In the big data era, the role of data centres needs to change from data warehouses to smart information providers. For example, Google Earth Engine, a platform for analysing geospatial information on the basis of Google Earth, sets a good example for such a transition. By incorporating the technologies that emerge from big data and machine learning, data centres can turn big data into useful information and knowledge that serves users more efficiently. Data centres can also cooperate and interoperate with publicly available tools, for example, Google Dataset Search10, to make data more findable, widely accessible and friendly to both humans and machines. Additionally, data provision should be strengthened, and automatic data quality control and smart information services should be enabled using artificial intelligence.

Internationalization

Currently, less than 10% of the geoscience metadata created in China are available in English (Supplementary Material 3). This language issue has prevented data centres in China from absorbing datasets more widely due to low visibility. To maximize data visibility and reuse, all major geoscience data centres in China should be encouraged to publish metadata and data bilingually in both Chinese and English. Developing data search tools in English for data centres is also essential.

As a hub in the system of data sharing (Fig. 1), data centres play a key role in realizing many of the above proposed actions. Numerous data centres in China have already been working with international communities to advance data sharing. For example, the National Tibetan Plateau/Third Pole Environment Data Center (https://data.tpdc.ac.cn/en/) has signed up to the Enabling FAIR Data Project and DataCite, and the National Earth System Science Data Center and National Space Science Data Center have been certified by CoreTrustSeal.

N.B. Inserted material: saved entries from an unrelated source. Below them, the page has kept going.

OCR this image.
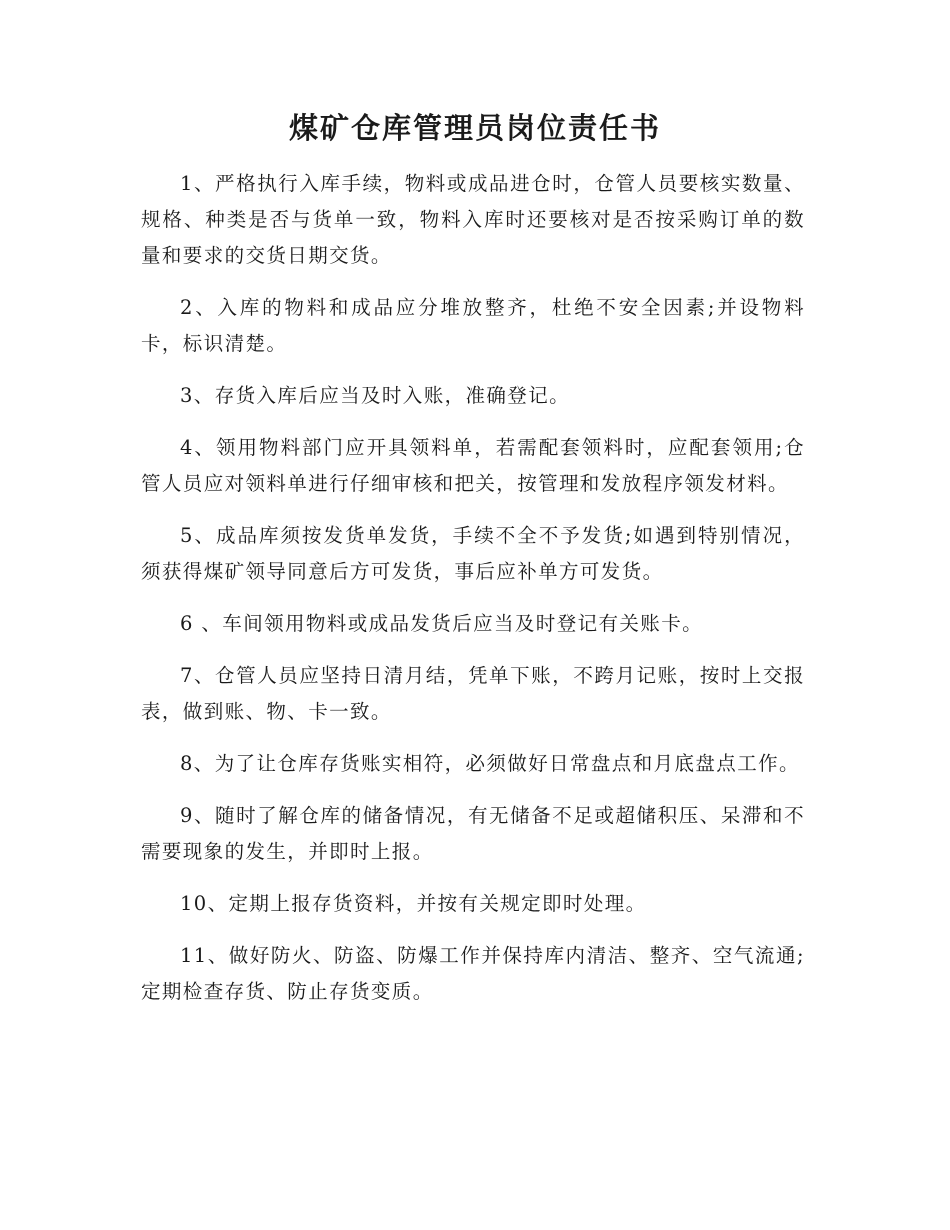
煤矿仓库管理员岗位责任书

1、严格执行入库手续，物料或成品进仓时，仓管人员要核实数量、规格、种类是否与货单一致，物料入库时还要核对是否按采购订单的数量和要求的交货日期交货。

2、入库的物料和成品应分堆放整齐，杜绝不安全因素;并设物料卡，标识清楚。

3、存货入库后应当及时入账，准确登记。

4、领用物料部门应开具领料单，若需配套领料时，应配套领用;仓管人员应对领料单进行仔细审核和把关，按管理和发放程序领发材料。

5、成品库须按发货单发货，手续不全不予发货;如遇到特别情况，须获得煤矿领导同意后方可发货，事后应补单方可发货。

6 、车间领用物料或成品发货后应当及时登记有关账卡。

7、仓管人员应坚持日清月结，凭单下账，不跨月记账，按时上交报表，做到账、物、卡一致。

8、为了让仓库存货账实相符，必须做好日常盘点和月底盘点工作。

9、随时了解仓库的储备情况，有无储备不足或超储积压、呆滞和不需要现象的发生，并即时上报。

10、定期上报存货资料，并按有关规定即时处理。

11、做好防火、防盗、防爆工作并保持库内清洁、整齐、空气流通;定期检查存货、防止存货变质。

Fig. 1: Reinforcing feedback for data sharing by encouraging and benefiting both data providers and data users.
figure 1

Data centres are the mediators that link policy makers, data contributors, data, and data users in the ecosystem of data sharing. In this system, the purpose of data centres is to provide good management that can turn the loop into reinforced feedback that eventually benefits science and society.

The data explosion in the big data era has posed both challenges and opportunities to the global geoscience community. Making research data FAIR is essential to tackling challenges and leveraging data resources. While progress has been made in public data sharing in China, vigorous efforts from government, researchers and data centres are still needed to achieve a paradigm shift. The more we honour the data and the data creators, the more we benefit science and society.